Arama


Efulim - avatarı
Efulim
VIP VIP Üye
21 Temmuz 2012       Mesaj #5
Efulim - avatarı
VIP VIP Üye
Güney Afrika Cumhuriyeti
Morpa Genel Kültür Ansiklopedisi & MsXLabs

(Afrikaanca: Republiek van Suid-Afrika, Fr.: République Sud-Africaine, İng.: Republic of South Africa), Afrika'nın güneyinde devlet. Kuzeyde Botsvana ve Rodezya, doğuda Mozambik ve Ngwane (eski adı Swaziland), güneydoğuda bir anklav meydana getiren bağımsız Lesoto Devleti, kuzeybatıda Güneybatı Afrika (Namibia), doğu ve batıda da Hint ve Atlas okyanusları ile sınırlanır. Güney Afrika nüfusu Beyaz, Siyah, Renkli (Melez) ve Asyalı olarak dörde ayrılır. Toplam nüfus içindeki oranları, Beyazlar % 18, Siyahlar % 68'dir. Siyahlar Zosa, Zulu, Svazi, Bandebek, Sotho ve Tsonga gibi etnik gruplar altında toplanırlar. Melezlerin toplam nüfus içindeki oranı % 10,5, genellikle Hintlilerin oluşturduğu Asyalıların oranı ise yüzde 3,3'tür. Ülkenin iç kesimi, orta yerinde çukurlaşan ve kenarlarında dağ sıralarıyla kuşatılan geniş bir platodur (ortalama yükseklik 1.220 m.). Batıda Damara, doğuda, en yüksek doruğu 3.282 m.ye ulaşan Drakensberg sıraları uzanır. İç platolar genellikle kuraktır (yarı kurak, kurak bozkırlar, Kalahari gibi çöller). Doğu ve güney kıyılarında farklı bir iklim vardır.

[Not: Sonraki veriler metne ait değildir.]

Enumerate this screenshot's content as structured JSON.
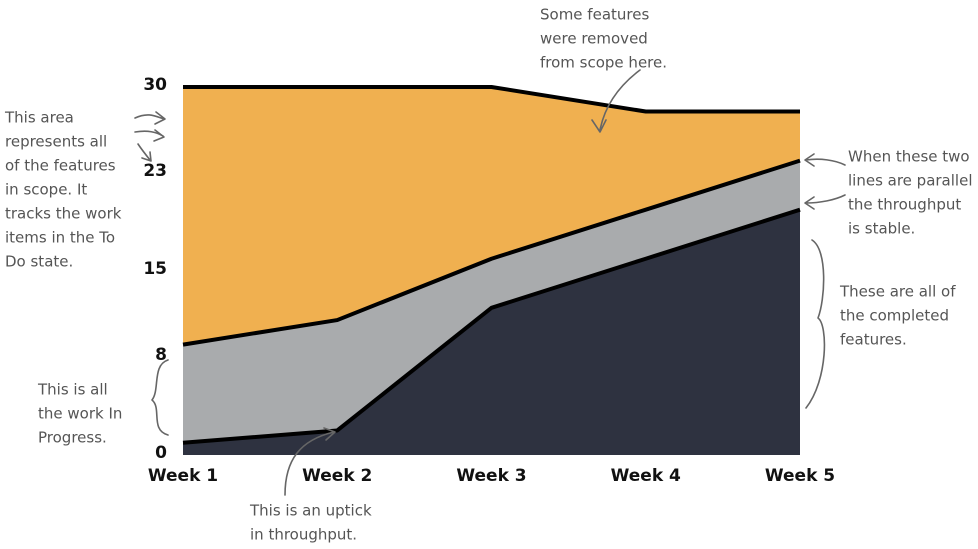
{
  "chart_data": {
    "type": "stacked-area",
    "categories": [
      "Week 1",
      "Week 2",
      "Week 3",
      "Week 4",
      "Week 5"
    ],
    "series": [
      {
        "color": "#2e3240",
        "values": [
          1,
          2,
          12,
          16,
          20
        ]
      },
      {
        "color": "#a9abad",
        "values": [
          8,
          9,
          4,
          4,
          4
        ]
      },
      {
        "color": "#f0b050",
        "values": [
          21,
          19,
          14,
          8,
          4
        ]
      }
    ],
    "ylim": [
      0,
      30
    ],
    "yticks": [
      0,
      8,
      15,
      23,
      30
    ],
    "grid": false,
    "annotations": [
      [
        "Some features",
        "were removed",
        "from scope here."
      ],
      [
        "This area",
        "represents all",
        "of the features",
        "in scope. It",
        "tracks the work",
        "items in the To",
        "Do state."
      ],
      [
        "When these two",
        "lines are parallel",
        "the throughput",
        "is stable."
      ],
      [
        "These are all of",
        "the completed",
        "features."
      ],
      [
        "This is all",
        "the work In",
        "Progress."
      ],
      [
        "This is an uptick",
        "in throughput."
      ]
    ]
  }
}
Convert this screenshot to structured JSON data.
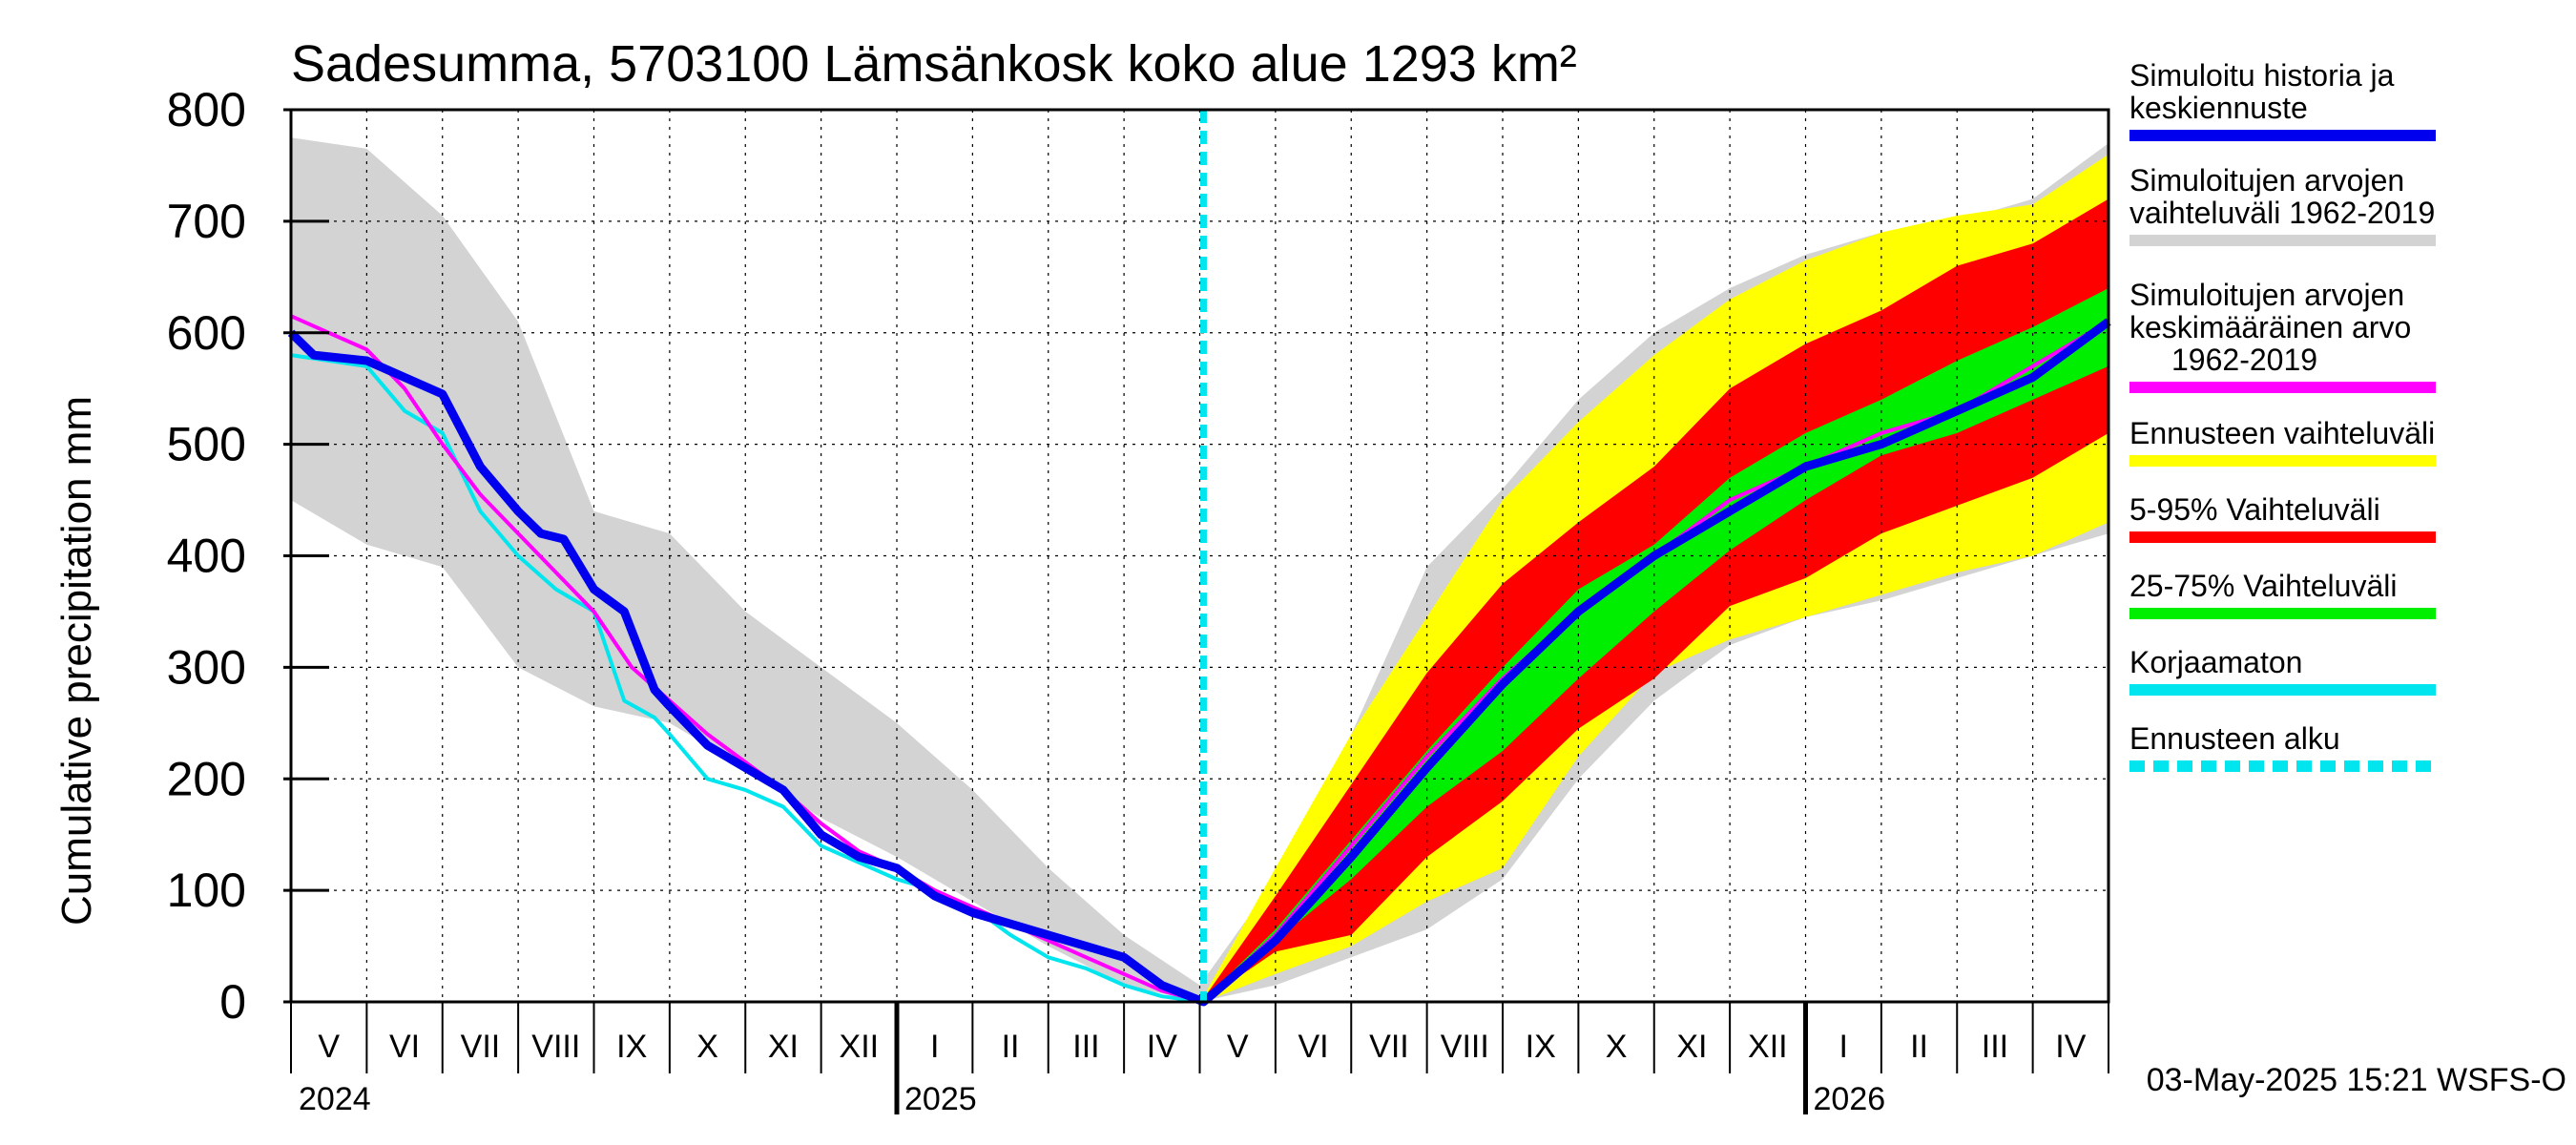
{
  "chart_data": {
    "type": "area",
    "title": "Sadesumma, 5703100 Lämsänkosk koko alue 1293 km²",
    "ylabel": "Cumulative precipitation   mm",
    "xlabel": "",
    "ylim": [
      0,
      800
    ],
    "yticks": [
      0,
      100,
      200,
      300,
      400,
      500,
      600,
      700,
      800
    ],
    "x_unit": "month index from start of May 2024",
    "xlim": [
      0,
      24
    ],
    "forecast_start": 12.05,
    "months": [
      {
        "label": "V",
        "x": 0.5
      },
      {
        "label": "VI",
        "x": 1.5
      },
      {
        "label": "VII",
        "x": 2.5
      },
      {
        "label": "VIII",
        "x": 3.5
      },
      {
        "label": "IX",
        "x": 4.5
      },
      {
        "label": "X",
        "x": 5.5
      },
      {
        "label": "XI",
        "x": 6.5
      },
      {
        "label": "XII",
        "x": 7.5
      },
      {
        "label": "I",
        "x": 8.5
      },
      {
        "label": "II",
        "x": 9.5
      },
      {
        "label": "III",
        "x": 10.5
      },
      {
        "label": "IV",
        "x": 11.5
      },
      {
        "label": "V",
        "x": 12.5
      },
      {
        "label": "VI",
        "x": 13.5
      },
      {
        "label": "VII",
        "x": 14.5
      },
      {
        "label": "VIII",
        "x": 15.5
      },
      {
        "label": "IX",
        "x": 16.5
      },
      {
        "label": "X",
        "x": 17.5
      },
      {
        "label": "XI",
        "x": 18.5
      },
      {
        "label": "XII",
        "x": 19.5
      },
      {
        "label": "I",
        "x": 20.5
      },
      {
        "label": "II",
        "x": 21.5
      },
      {
        "label": "III",
        "x": 22.5
      },
      {
        "label": "IV",
        "x": 23.5
      }
    ],
    "years": [
      {
        "label": "2024",
        "x": 0
      },
      {
        "label": "2025",
        "x": 8
      },
      {
        "label": "2026",
        "x": 20
      }
    ],
    "year_boundaries": [
      8,
      20
    ],
    "series": [
      {
        "name": "Simuloitujen arvojen vaihteluväli 1962-2019",
        "kind": "band",
        "color": "#d3d3d3",
        "x": [
          0,
          1,
          2,
          3,
          4,
          5,
          6,
          7,
          8,
          9,
          10,
          11,
          12,
          13,
          14,
          15,
          16,
          17,
          18,
          19,
          20,
          21,
          22,
          23,
          24
        ],
        "upper": [
          775,
          765,
          705,
          610,
          440,
          420,
          350,
          300,
          250,
          190,
          120,
          60,
          15,
          110,
          240,
          390,
          460,
          540,
          600,
          640,
          670,
          690,
          700,
          720,
          770
        ],
        "lower": [
          450,
          410,
          390,
          300,
          265,
          250,
          210,
          165,
          130,
          90,
          50,
          15,
          0,
          15,
          40,
          65,
          110,
          200,
          270,
          320,
          345,
          360,
          380,
          400,
          420
        ]
      },
      {
        "name": "Ennusteen vaihteluväli",
        "kind": "band",
        "color": "#ffff00",
        "x": [
          12.05,
          13,
          14,
          15,
          16,
          17,
          18,
          19,
          20,
          21,
          22,
          23,
          24
        ],
        "upper": [
          5,
          120,
          240,
          345,
          450,
          520,
          580,
          630,
          665,
          690,
          705,
          715,
          760
        ],
        "lower": [
          0,
          25,
          50,
          90,
          120,
          220,
          295,
          325,
          345,
          365,
          385,
          400,
          430
        ]
      },
      {
        "name": "5-95% Vaihteluväli",
        "kind": "band",
        "color": "#ff0000",
        "x": [
          12.05,
          13,
          14,
          15,
          16,
          17,
          18,
          19,
          20,
          21,
          22,
          23,
          24
        ],
        "upper": [
          3,
          95,
          195,
          295,
          375,
          430,
          480,
          550,
          590,
          620,
          660,
          680,
          720
        ],
        "lower": [
          1,
          45,
          60,
          130,
          180,
          245,
          290,
          355,
          380,
          420,
          445,
          470,
          510
        ]
      },
      {
        "name": "25-75% Vaihteluväli",
        "kind": "band",
        "color": "#00ee00",
        "x": [
          12.05,
          13,
          14,
          15,
          16,
          17,
          18,
          19,
          20,
          21,
          22,
          23,
          24
        ],
        "upper": [
          2,
          65,
          145,
          225,
          300,
          370,
          410,
          470,
          510,
          540,
          575,
          605,
          640
        ],
        "lower": [
          1,
          55,
          110,
          175,
          225,
          290,
          350,
          405,
          450,
          490,
          510,
          540,
          570
        ]
      },
      {
        "name": "Korjaamaton",
        "kind": "line",
        "color": "#00e5ee",
        "x": [
          0,
          0.5,
          1,
          1.5,
          2,
          2.5,
          3,
          3.5,
          4,
          4.4,
          4.8,
          5,
          5.5,
          6,
          6.5,
          7,
          7.5,
          8,
          8.5,
          9,
          9.5,
          10,
          10.5,
          11,
          11.5,
          12.05
        ],
        "values": [
          580,
          575,
          570,
          530,
          510,
          440,
          400,
          370,
          350,
          270,
          255,
          240,
          200,
          190,
          175,
          140,
          125,
          110,
          100,
          85,
          60,
          40,
          30,
          15,
          5,
          0
        ]
      },
      {
        "name": "Simuloitujen arvojen keskimääräinen arvo 1962-2019",
        "kind": "line",
        "color": "#ff00ff",
        "x": [
          0,
          0.5,
          1,
          1.5,
          2,
          2.5,
          3,
          3.5,
          4,
          4.5,
          5,
          5.5,
          6,
          6.5,
          7,
          7.5,
          8,
          8.5,
          9,
          9.5,
          10,
          10.5,
          11,
          11.5,
          12.05,
          13,
          14,
          15,
          16,
          17,
          18,
          19,
          20,
          21,
          22,
          23,
          24
        ],
        "values": [
          615,
          600,
          585,
          550,
          500,
          455,
          420,
          385,
          350,
          300,
          270,
          240,
          215,
          190,
          160,
          135,
          120,
          100,
          85,
          70,
          55,
          40,
          25,
          10,
          0,
          60,
          140,
          220,
          290,
          350,
          400,
          450,
          480,
          510,
          530,
          570,
          610
        ]
      },
      {
        "name": "Simuloitu historia ja keskiennuste",
        "kind": "line",
        "color": "#0000ee",
        "x": [
          0,
          0.3,
          1,
          1.5,
          2,
          2.5,
          3,
          3.3,
          3.6,
          4,
          4.4,
          4.8,
          5,
          5.5,
          6,
          6.5,
          7,
          7.5,
          8,
          8.5,
          9,
          9.5,
          10,
          10.5,
          11,
          11.5,
          12.05,
          13,
          14,
          15,
          16,
          17,
          18,
          19,
          20,
          21,
          22,
          23,
          24
        ],
        "values": [
          600,
          580,
          575,
          560,
          545,
          480,
          440,
          420,
          415,
          370,
          350,
          280,
          265,
          230,
          210,
          190,
          150,
          130,
          120,
          95,
          80,
          70,
          60,
          50,
          40,
          15,
          0,
          55,
          130,
          210,
          285,
          350,
          400,
          440,
          480,
          500,
          530,
          560,
          610
        ]
      }
    ],
    "legend": [
      {
        "label_lines": [
          "Simuloitu historia ja",
          "keskiennuste"
        ],
        "color": "#0000ee",
        "style": "solid"
      },
      {
        "label_lines": [
          "Simuloitujen arvojen",
          "vaihteluväli 1962-2019"
        ],
        "color": "#d3d3d3",
        "style": "solid"
      },
      {
        "label_lines": [
          "Simuloitujen arvojen",
          "keskimääräinen arvo",
          "1962-2019"
        ],
        "color": "#ff00ff",
        "style": "solid"
      },
      {
        "label_lines": [
          "Ennusteen vaihteluväli"
        ],
        "color": "#ffff00",
        "style": "solid"
      },
      {
        "label_lines": [
          "5-95% Vaihteluväli"
        ],
        "color": "#ff0000",
        "style": "solid"
      },
      {
        "label_lines": [
          "25-75% Vaihteluväli"
        ],
        "color": "#00ee00",
        "style": "solid"
      },
      {
        "label_lines": [
          "Korjaamaton"
        ],
        "color": "#00e5ee",
        "style": "solid"
      },
      {
        "label_lines": [
          "Ennusteen alku"
        ],
        "color": "#00e5ee",
        "style": "dashed"
      }
    ],
    "legend_position": "right",
    "footer": "03-May-2025 15:21 WSFS-O",
    "grid": true
  }
}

Güneyde tipik Akdeniz iklimi (kışlar yağışlı ve ılık, yazlar sıcak ve kurak); Hint Okyanusu kıyılarında alize ve muson rüzgârlarının etkisiyle yağışlı tropikal bir iklim egemendir, Fakat Atlas Okyanusu kıyıları soğuk Benguela Akıntısı'nın da etkisiyle iç platolar gibi kurak, yer yer çöldür. Güney Afrika'nın asıl yerlileri Boşiman ve Hotantolardır.
Bölgede yabancıların (Portekizli denizciler, Araplar, Hollandalılar, İngiliz ve Fransızlar) görünmesi ve yerleşmeleri 15. yüzyılın sonlarında başlar. İlk Hollanda kolonisi ise 1652'de kuruldu. 17. yüzyılın sonlarından 20. yüzyılın başlarına kadar süren dönemde, başta Hollandalılar ve İngilizler olmak üzere yabancıların sayısı durmadan arttı. Bütün olaylar, gerek beyazlar, gerekse beyazlar ile yerliler arasında rekabet ve zaman zaman çarpışmalara yol açarak gelişti. Beyaz göçmenlerin sayısı 1707'de 800, 1795'te 15.000'di. 1806'da Kap, İngilizler tarafından işgal edildi. Bu eyalette İngilizler çoğalmaya başlarken, Hollandalılar ülkenin kuzeydoğusuna göç ederek burada, 1838'de Transvaal'i, 1854'te de Orange'ı kurdular. 1866'da elmas, 1870'te altın keşfedildi. Bu olay ülkenin her şeyini değiştirdi. Nüfus hızla artmaya, küçük yerleşmeler birer kent hâline dönüşmeye ve özellikle İngiliz ve Hollandalılar arasındaki rekabetse, sonunda savaşa dönüşecek olan bunalımlara yol açtı (1899-1902 İngiliz-Boer Savaşı). 1908-1909'da Kap, Natal, Orange ve Transvaal'in birleşmesiyle kurulan "Güney Afrika Birliği", yakın zamanlara kadar İngiliz Uluslar Topluluğu üyesi bir dominyondu. Fakat bu devletin izlediği ve özellikle 1948'de çok belirli bir hâl alan "ırk ayrımı" (apartheid) politikası, savaş sonrası dünyasında kınanan ve göze çarpan bir siyasal olay hâline geldi. Bir yandan Birleşmiş Milletler, öte yandan da Afrika'nın yeni bağımsız devletleri tarafından yapılan öneriler ve baskı Güney Afrika Birliği'ni bu politikadan vazgeçiremedi.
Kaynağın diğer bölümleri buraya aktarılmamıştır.